In Judaism, there is a tradition known as “building a fence around the law.” As the page linked in that last sentence indicates, it derives from a verse in the Tanakh — the Hebrew scriptures known to Christians as “the Old Testament” — specifically from Leviticus 18:30.
Leviticus, as you may know, is a favored book of the Republican Party because it tells them not to tolerate homosexuals and to avoid eating shrimp or lobster at fundraisers. According to them one of those rules is absolutely applicable to the modern world.
But I’m not really going to get into politics here: this post is about the negative aspects of building fences and how this can as easily choke the law and divorce it from the intent behind it as it can protect it.
Although this concept of “building a fence about the law” is well-debated within the Jewish rabbinical tradition, the idea is not actually unique to Jews. In fact, one way to explain the whole concept of fence-building is with this perfect Halloween song (actually an old African-American spiritual, if I recall correctly) called “Them Dry Bones”:
Toe bone connected to the foot bone…
Foot bone connected to the leg bone…
Leg bone connected to the knee bone…
The point of this idea of building a fence — or of your toe bone being connected to other bones — is if you don’t want to damage the one, don’t go near the other.
If the law says, “don’t boil a kid [goat] in its mother’s milk” (Exodus 23:19), then one way to make sure you don’t do this is to create a law that says you can’t get milk anywhere near your meat dishes.
Ultimately, you want to live frum (“devout” or “religious”), you make sure your kitchen has two dishwashers (one for “the meat side of the law” and the other for “the dairy side of the law”). Or you could just wait 24 hours, make sure the dishwasher is clean after you do the meat dishes and run it through two cycles while it’s empty just to be sure before doing the dairy dishes. Or vice-versa. Unless it’s plastic.

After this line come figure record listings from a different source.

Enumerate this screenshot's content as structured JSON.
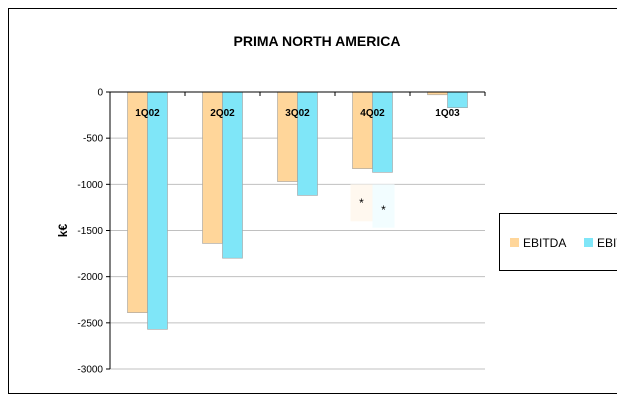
{
  "chart_data": {
    "type": "bar",
    "title": "PRIMA NORTH AMERICA",
    "xlabel": "",
    "ylabel": "k€",
    "ylim": [
      -3000,
      0
    ],
    "yticks": [
      "0",
      "-500",
      "-1000",
      "-1500",
      "-2000",
      "-2500",
      "-3000"
    ],
    "categories": [
      "1Q02",
      "2Q02",
      "3Q02",
      "4Q02",
      "1Q03"
    ],
    "series": [
      {
        "name": "EBITDA",
        "color": "#FFD69A",
        "values": [
          -2390,
          -1640,
          -970,
          -830,
          -30
        ]
      },
      {
        "name": "EBIT",
        "color": "#7FE6F8",
        "values": [
          -2570,
          -1800,
          -1120,
          -870,
          -170
        ]
      }
    ],
    "annotations": [
      {
        "category": "4Q02",
        "text": "*"
      },
      {
        "category": "4Q02",
        "text": "*"
      }
    ],
    "grid": true,
    "legend": "right"
  }
}
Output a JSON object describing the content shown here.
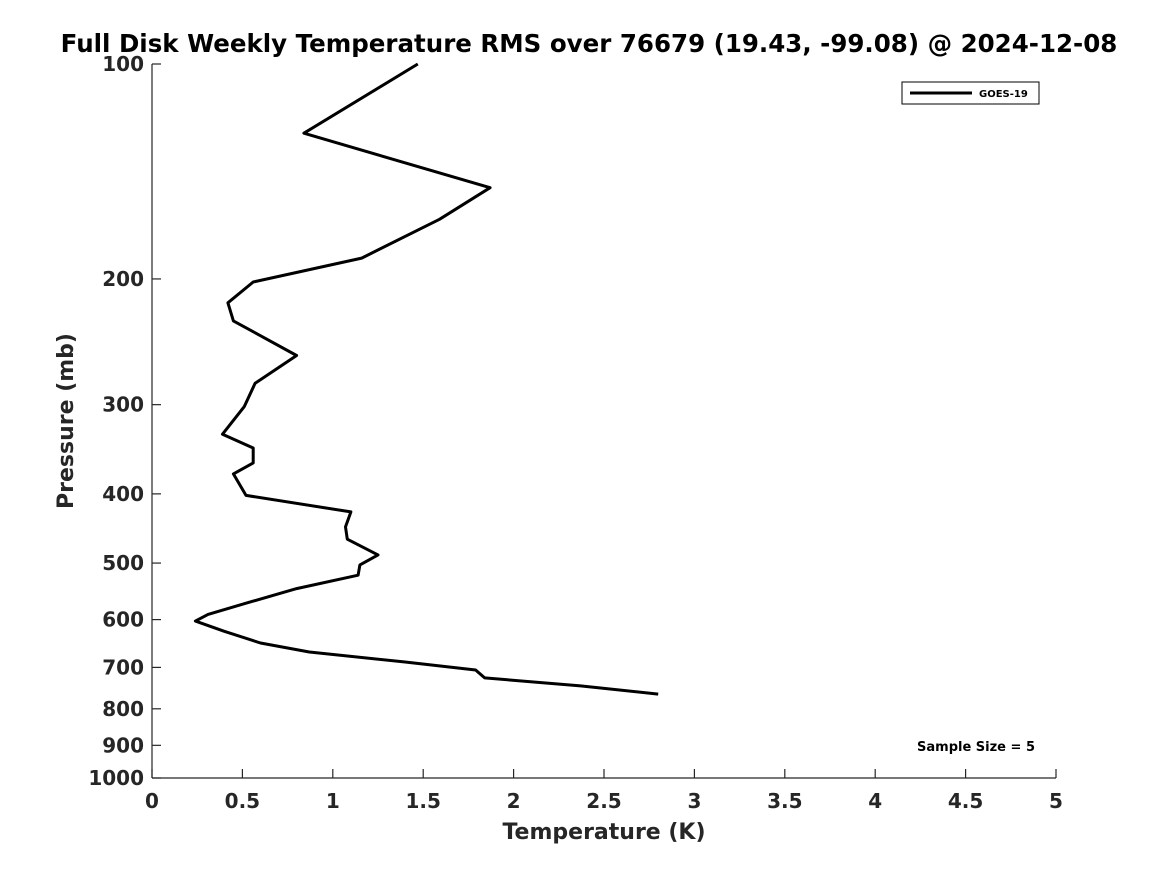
{
  "chart_data": {
    "type": "line",
    "title": "Full Disk Weekly Temperature RMS over 76679 (19.43, -99.08) @ 2024-12-08",
    "xlabel": "Temperature (K)",
    "ylabel": "Pressure (mb)",
    "xlim": [
      0,
      5
    ],
    "ylim": [
      1000,
      100
    ],
    "yscale": "log",
    "y_inverted": true,
    "x_ticks": [
      0,
      0.5,
      1,
      1.5,
      2,
      2.5,
      3,
      3.5,
      4,
      4.5,
      5
    ],
    "x_tick_labels": [
      "0",
      "0.5",
      "1",
      "1.5",
      "2",
      "2.5",
      "3",
      "3.5",
      "4",
      "4.5",
      "5"
    ],
    "y_ticks": [
      100,
      200,
      300,
      400,
      500,
      600,
      700,
      800,
      900,
      1000
    ],
    "y_tick_labels": [
      "100",
      "200",
      "300",
      "400",
      "500",
      "600",
      "700",
      "800",
      "900",
      "1000"
    ],
    "grid": false,
    "legend_position": "top-right",
    "series": [
      {
        "name": "GOES-19",
        "color": "#000000",
        "x": [
          1.47,
          0.84,
          1.87,
          1.59,
          1.16,
          0.56,
          0.42,
          0.45,
          0.8,
          0.57,
          0.51,
          0.39,
          0.56,
          0.56,
          0.45,
          0.52,
          1.1,
          1.07,
          1.08,
          1.25,
          1.15,
          1.14,
          0.8,
          0.52,
          0.31,
          0.24,
          0.4,
          0.6,
          0.87,
          1.4,
          1.79,
          1.84,
          2.37,
          2.8
        ],
        "y": [
          100,
          125,
          149,
          165,
          187,
          202,
          216,
          229,
          256,
          280,
          302,
          330,
          345,
          362,
          375,
          402,
          424,
          445,
          463,
          487,
          503,
          520,
          543,
          569,
          590,
          603,
          623,
          647,
          666,
          688,
          706,
          724,
          743,
          763
        ]
      }
    ],
    "annotations": [
      {
        "text": "Sample Size = 5",
        "position": "bottom-right"
      }
    ]
  }
}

But while keeping your toe bone connected to your foot bone might be a good thing, building a fence around the law frequently leads to bizarre results. Think “zero tolerance,” for one.
Here, we begin not with milky kids, but with violent ones.
One day a kid brings a gun to school and shoots another kid, who dies. Kids killing kids at school is bad. So let’s have a rule about bringing guns to school.
But there are other ways kids could kill kids. They could use knives. So let’s have a rule against having knives at school.
But sometimes kids bring knives to school and leave them in their cars because of the rule. So let’s have a rule against having knives in your car when your car is at the school.
But sometimes reasonable people think the knife is just really small, or is just a tool, not a weapon, and then they don’t punish kids for breaking the rules against knives and someone could die. So let’s have a rule against bending the rules about kids who bring knives to use as tools and not as weapons.
Maybe we should change the name of that song to “Them Dumb Bones.”